The pile-on against New Zealand was precipitated by Ardern and Mahuta deciding to explain publicly a few weeks ago why New Zealand would not be outsourcing its foreign policy on China entirely to the Five Eyes intelligence network every time it wanted to slap China around the ears. It wanted to make its choices independently.
After New Zealand was suspended from its three-way Anzus alliance with the United States and Australia over its anti-nuclear policy, in the mid-1980s, Kiwis developed a more independent foreign policy under successive Prime Ministers Jim Bolger, Helen Clark and John Key.
Bolger took a strong stand against nuclear testing in the Pacific, Clark decided not to hang around waiting for a free trade deal with the US and got one with China and, under Key, New Zealand took a different stand from traditional allies on the Palestinian-Israel conflict – a position which eventually led Israel to recall its ambassador from Wellington for a period.
Technically, Anzus continues in a two-way security pact between Australia and the US, and is also the basis for New Zealand's defence relationship with Australia – although two other agreements are as well, the 1944 Canberra Pact and Closer Defence Relations sealed in 1991.
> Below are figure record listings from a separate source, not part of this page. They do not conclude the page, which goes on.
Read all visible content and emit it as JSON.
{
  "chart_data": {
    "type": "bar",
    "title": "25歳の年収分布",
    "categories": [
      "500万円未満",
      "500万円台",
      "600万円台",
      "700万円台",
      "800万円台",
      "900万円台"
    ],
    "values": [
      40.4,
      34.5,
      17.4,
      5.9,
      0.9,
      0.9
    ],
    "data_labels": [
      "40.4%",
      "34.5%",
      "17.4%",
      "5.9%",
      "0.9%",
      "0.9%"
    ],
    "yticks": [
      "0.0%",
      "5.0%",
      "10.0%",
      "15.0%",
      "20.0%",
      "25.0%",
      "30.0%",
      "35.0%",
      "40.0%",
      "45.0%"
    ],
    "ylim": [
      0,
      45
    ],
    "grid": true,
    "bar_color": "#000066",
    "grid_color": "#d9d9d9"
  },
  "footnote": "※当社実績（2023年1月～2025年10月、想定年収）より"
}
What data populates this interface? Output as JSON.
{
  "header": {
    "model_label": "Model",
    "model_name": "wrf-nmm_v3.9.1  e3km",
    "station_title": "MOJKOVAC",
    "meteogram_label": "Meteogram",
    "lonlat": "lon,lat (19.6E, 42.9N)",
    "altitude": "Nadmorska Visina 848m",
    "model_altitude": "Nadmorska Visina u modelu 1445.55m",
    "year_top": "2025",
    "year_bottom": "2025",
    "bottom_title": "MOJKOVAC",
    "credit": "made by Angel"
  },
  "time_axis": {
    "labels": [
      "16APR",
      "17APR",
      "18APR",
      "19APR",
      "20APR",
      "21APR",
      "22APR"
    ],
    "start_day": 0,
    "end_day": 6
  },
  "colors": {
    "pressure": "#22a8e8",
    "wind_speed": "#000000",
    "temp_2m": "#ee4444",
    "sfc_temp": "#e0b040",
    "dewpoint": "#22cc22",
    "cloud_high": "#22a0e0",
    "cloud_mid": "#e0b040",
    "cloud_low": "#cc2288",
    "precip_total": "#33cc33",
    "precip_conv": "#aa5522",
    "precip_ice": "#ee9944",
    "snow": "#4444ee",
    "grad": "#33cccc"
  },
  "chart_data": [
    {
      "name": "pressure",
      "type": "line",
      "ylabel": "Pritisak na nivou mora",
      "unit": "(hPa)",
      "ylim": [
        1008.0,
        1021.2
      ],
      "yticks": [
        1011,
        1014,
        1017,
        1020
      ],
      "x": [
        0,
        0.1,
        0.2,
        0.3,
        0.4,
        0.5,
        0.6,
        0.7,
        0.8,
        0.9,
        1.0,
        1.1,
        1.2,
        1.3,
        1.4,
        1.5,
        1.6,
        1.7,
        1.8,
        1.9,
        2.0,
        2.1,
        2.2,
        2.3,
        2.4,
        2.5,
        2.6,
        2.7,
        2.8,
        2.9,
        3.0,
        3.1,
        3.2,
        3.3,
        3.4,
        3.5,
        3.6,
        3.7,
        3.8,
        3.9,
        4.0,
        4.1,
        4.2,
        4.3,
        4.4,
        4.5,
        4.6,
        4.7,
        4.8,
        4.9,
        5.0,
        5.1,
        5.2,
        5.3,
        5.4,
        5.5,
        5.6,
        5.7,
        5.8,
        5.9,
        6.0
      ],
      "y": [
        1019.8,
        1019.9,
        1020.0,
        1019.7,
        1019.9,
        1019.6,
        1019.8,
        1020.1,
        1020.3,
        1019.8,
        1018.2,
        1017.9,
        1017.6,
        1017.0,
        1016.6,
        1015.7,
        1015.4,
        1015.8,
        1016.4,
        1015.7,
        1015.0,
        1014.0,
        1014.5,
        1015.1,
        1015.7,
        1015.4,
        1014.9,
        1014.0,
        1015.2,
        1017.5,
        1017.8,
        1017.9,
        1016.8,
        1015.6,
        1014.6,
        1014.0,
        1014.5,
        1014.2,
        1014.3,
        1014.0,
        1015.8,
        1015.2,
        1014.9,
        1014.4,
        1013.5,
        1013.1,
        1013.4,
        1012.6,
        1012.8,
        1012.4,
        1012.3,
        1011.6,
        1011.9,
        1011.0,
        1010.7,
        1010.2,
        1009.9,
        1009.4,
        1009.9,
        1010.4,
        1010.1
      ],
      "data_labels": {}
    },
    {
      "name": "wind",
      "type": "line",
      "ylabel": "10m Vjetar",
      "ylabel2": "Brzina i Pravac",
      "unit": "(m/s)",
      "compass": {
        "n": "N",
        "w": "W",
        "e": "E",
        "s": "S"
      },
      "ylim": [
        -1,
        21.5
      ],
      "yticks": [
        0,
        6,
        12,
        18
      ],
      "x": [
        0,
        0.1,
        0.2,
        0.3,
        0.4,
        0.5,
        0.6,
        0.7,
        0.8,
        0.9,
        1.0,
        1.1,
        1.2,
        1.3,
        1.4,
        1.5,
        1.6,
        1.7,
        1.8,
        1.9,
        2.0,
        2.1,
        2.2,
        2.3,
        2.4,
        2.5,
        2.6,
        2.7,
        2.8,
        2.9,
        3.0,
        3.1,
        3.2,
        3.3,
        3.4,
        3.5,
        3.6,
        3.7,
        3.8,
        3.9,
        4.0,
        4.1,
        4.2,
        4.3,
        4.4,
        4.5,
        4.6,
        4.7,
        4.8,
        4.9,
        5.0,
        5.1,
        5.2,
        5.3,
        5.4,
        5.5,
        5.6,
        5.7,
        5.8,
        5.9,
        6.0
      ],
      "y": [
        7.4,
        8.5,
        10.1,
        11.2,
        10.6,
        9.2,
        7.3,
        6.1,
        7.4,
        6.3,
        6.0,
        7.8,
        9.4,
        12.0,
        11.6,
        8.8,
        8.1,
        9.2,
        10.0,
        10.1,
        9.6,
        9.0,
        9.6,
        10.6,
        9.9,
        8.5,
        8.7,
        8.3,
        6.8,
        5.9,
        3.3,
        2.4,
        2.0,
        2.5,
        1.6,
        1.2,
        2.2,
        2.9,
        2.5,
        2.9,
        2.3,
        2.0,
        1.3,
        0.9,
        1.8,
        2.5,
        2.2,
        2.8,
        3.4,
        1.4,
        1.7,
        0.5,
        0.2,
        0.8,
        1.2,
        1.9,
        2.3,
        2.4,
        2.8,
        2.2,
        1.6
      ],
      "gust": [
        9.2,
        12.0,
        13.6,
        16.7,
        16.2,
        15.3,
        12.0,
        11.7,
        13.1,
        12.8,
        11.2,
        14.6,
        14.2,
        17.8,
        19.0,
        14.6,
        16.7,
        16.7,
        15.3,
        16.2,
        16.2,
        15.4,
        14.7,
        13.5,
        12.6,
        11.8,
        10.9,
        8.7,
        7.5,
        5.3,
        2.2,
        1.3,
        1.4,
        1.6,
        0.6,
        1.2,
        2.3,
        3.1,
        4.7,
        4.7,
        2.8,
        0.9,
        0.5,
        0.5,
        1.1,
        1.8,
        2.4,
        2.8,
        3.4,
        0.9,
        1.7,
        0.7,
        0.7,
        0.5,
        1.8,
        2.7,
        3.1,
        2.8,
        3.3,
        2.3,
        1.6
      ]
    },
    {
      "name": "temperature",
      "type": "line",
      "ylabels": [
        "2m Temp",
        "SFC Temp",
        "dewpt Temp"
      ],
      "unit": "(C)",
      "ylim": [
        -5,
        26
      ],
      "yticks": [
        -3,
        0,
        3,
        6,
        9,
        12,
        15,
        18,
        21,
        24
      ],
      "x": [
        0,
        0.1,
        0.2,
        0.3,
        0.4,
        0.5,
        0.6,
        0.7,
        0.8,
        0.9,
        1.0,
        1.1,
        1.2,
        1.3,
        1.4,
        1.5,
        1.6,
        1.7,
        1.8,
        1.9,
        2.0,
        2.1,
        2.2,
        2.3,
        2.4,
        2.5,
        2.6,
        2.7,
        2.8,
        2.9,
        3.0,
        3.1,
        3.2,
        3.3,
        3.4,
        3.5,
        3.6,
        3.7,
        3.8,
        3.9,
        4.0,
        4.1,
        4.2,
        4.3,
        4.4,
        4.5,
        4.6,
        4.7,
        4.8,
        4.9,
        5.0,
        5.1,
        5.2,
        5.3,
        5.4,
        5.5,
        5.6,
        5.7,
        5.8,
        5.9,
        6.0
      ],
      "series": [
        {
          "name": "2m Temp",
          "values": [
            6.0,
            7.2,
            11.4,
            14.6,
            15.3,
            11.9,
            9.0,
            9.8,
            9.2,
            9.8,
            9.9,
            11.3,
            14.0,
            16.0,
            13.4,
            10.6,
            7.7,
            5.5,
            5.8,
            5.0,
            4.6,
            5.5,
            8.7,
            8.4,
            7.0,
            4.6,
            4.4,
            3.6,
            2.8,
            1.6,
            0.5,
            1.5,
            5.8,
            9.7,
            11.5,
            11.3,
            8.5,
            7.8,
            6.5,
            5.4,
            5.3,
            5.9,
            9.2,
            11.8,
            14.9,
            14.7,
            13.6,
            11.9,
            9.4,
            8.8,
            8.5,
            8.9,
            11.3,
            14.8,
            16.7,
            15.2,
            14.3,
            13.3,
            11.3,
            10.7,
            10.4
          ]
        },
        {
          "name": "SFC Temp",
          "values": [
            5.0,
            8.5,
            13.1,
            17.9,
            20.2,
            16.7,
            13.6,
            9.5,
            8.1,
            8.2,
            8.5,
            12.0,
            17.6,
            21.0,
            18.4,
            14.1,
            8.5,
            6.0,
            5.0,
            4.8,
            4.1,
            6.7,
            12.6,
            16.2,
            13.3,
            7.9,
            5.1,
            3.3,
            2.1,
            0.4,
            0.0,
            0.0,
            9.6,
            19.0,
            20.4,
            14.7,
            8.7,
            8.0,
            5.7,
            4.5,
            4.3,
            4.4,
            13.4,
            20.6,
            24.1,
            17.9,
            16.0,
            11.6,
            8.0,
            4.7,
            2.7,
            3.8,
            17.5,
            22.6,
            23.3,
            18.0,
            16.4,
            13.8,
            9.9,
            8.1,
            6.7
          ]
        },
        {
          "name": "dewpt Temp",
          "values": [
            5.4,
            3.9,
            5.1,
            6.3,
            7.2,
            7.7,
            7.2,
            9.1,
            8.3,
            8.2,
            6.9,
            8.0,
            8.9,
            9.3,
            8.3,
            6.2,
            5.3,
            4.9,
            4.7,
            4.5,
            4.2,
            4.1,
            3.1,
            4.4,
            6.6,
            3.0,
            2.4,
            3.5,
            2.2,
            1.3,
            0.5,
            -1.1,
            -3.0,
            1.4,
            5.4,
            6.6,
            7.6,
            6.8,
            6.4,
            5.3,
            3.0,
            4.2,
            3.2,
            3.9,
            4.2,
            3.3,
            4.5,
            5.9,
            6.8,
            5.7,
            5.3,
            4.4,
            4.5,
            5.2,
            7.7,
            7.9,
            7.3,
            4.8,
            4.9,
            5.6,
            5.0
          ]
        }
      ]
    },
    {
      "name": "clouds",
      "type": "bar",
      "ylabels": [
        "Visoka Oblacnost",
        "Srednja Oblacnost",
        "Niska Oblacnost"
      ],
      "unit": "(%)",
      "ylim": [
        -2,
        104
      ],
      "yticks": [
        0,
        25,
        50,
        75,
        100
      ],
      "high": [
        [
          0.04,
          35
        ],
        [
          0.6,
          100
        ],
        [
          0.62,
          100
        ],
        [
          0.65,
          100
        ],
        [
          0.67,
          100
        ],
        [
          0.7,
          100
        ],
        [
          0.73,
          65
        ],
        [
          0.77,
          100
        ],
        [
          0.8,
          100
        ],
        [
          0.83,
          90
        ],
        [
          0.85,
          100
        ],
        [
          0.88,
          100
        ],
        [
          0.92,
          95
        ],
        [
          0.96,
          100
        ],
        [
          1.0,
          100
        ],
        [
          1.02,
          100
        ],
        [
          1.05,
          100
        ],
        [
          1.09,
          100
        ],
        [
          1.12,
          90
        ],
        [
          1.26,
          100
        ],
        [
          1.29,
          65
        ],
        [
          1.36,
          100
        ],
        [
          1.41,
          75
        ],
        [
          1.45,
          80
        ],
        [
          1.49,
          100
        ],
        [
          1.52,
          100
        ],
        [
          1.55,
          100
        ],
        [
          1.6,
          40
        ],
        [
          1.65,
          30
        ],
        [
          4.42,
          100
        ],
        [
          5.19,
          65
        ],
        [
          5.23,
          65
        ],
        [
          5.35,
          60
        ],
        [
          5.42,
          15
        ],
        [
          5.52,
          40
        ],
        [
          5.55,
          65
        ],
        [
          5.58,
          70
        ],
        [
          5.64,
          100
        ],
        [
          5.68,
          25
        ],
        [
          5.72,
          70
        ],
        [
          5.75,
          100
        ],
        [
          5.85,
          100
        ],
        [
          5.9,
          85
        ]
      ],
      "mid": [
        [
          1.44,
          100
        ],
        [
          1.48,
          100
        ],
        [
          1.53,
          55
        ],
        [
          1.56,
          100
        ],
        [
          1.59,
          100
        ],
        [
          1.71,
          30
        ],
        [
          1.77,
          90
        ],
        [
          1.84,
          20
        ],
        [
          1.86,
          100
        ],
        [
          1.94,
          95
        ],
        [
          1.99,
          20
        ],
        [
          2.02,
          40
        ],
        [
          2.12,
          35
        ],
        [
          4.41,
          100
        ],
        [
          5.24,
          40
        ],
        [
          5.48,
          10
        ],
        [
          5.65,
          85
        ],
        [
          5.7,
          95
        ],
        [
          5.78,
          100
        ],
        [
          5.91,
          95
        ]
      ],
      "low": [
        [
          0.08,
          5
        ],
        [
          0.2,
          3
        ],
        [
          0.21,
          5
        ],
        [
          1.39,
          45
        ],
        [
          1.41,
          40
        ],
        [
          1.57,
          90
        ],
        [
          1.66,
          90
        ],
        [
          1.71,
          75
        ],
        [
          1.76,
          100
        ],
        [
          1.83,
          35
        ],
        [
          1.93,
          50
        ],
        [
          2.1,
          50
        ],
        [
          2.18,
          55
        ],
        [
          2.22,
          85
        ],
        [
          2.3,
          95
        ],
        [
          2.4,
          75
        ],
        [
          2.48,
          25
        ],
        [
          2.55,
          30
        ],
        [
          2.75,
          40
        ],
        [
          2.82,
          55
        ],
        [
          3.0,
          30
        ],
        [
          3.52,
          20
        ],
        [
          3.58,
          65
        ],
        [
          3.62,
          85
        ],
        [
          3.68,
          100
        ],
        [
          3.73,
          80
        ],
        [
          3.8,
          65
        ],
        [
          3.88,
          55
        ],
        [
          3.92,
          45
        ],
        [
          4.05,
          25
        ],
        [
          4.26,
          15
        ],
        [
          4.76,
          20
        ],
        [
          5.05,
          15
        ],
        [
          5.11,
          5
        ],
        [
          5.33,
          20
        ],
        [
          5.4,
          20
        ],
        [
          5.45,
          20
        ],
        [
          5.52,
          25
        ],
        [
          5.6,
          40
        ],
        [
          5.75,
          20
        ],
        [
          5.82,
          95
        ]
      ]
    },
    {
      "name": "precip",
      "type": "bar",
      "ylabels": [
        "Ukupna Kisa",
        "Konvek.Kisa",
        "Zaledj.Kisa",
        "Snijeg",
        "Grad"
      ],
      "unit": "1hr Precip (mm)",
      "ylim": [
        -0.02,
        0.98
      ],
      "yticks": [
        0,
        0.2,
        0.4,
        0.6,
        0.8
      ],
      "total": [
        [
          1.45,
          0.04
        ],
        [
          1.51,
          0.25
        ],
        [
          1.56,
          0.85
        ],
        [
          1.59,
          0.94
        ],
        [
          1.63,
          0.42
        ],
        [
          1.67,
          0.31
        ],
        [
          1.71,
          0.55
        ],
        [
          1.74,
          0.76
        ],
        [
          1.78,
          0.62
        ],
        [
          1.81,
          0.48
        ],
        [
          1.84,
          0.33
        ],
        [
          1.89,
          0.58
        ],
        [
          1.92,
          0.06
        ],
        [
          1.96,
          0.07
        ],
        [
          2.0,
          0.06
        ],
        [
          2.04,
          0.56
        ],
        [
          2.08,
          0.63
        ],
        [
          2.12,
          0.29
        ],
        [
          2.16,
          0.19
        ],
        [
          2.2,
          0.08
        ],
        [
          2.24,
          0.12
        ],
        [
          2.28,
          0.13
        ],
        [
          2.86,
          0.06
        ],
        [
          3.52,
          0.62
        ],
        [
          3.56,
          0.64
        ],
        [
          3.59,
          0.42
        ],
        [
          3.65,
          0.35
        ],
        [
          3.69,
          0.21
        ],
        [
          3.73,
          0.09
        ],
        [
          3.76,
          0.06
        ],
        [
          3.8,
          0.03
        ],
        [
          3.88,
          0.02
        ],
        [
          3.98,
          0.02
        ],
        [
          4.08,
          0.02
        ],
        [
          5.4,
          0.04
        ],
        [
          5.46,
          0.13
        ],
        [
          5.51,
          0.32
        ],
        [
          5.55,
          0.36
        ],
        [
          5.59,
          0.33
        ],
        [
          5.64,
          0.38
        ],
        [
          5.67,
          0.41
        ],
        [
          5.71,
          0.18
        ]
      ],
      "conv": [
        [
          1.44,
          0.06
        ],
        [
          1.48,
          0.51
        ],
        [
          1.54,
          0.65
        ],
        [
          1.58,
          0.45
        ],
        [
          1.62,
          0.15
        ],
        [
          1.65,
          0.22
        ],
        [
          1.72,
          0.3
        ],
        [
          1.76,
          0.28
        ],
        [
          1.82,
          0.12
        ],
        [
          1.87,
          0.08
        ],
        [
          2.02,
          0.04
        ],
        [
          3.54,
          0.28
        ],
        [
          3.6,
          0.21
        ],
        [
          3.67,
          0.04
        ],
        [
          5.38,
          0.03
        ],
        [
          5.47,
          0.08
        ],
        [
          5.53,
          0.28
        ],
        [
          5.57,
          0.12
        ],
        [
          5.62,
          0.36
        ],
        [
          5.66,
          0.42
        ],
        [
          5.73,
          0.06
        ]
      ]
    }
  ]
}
The term Anzus has rarely been used in relation to Australia in New Zealand until now.
The fact that Scott Morrison deliberately alluded to the Anzus alliance with New Zealand twice is a departure from the usual invocations of the Anzac spirit.
Analysts will be poring over his statements, especially in light of Australian Defence Minister Peter Dutton's public musings about armed conflict.
These things are not said for nothing. The Anzus reference is likely a gesture on the part of Australia to remind New Zealand that it is a formal defence ally in dealing with the area known as the Indo Pacific and that requires obligations, not complete independence.
Morrison described both the Indo-Pacific and the Pacific regions as "sovereign," which is effectively code for "keep out" to China, which seems intent on finding a naval base in the Pacific.
The leaders' joint statement is more direct this year than after last year's annual talks, which mentioned China only in terms of its bad behaviour in the South China Sea.
The Queenstown statement references China directly in relation to its crackdown in Hong Kong and the situation with Uighurs.
One can assume that Australia may have preferred harder wording and New Zealand something slightly more diplomatic.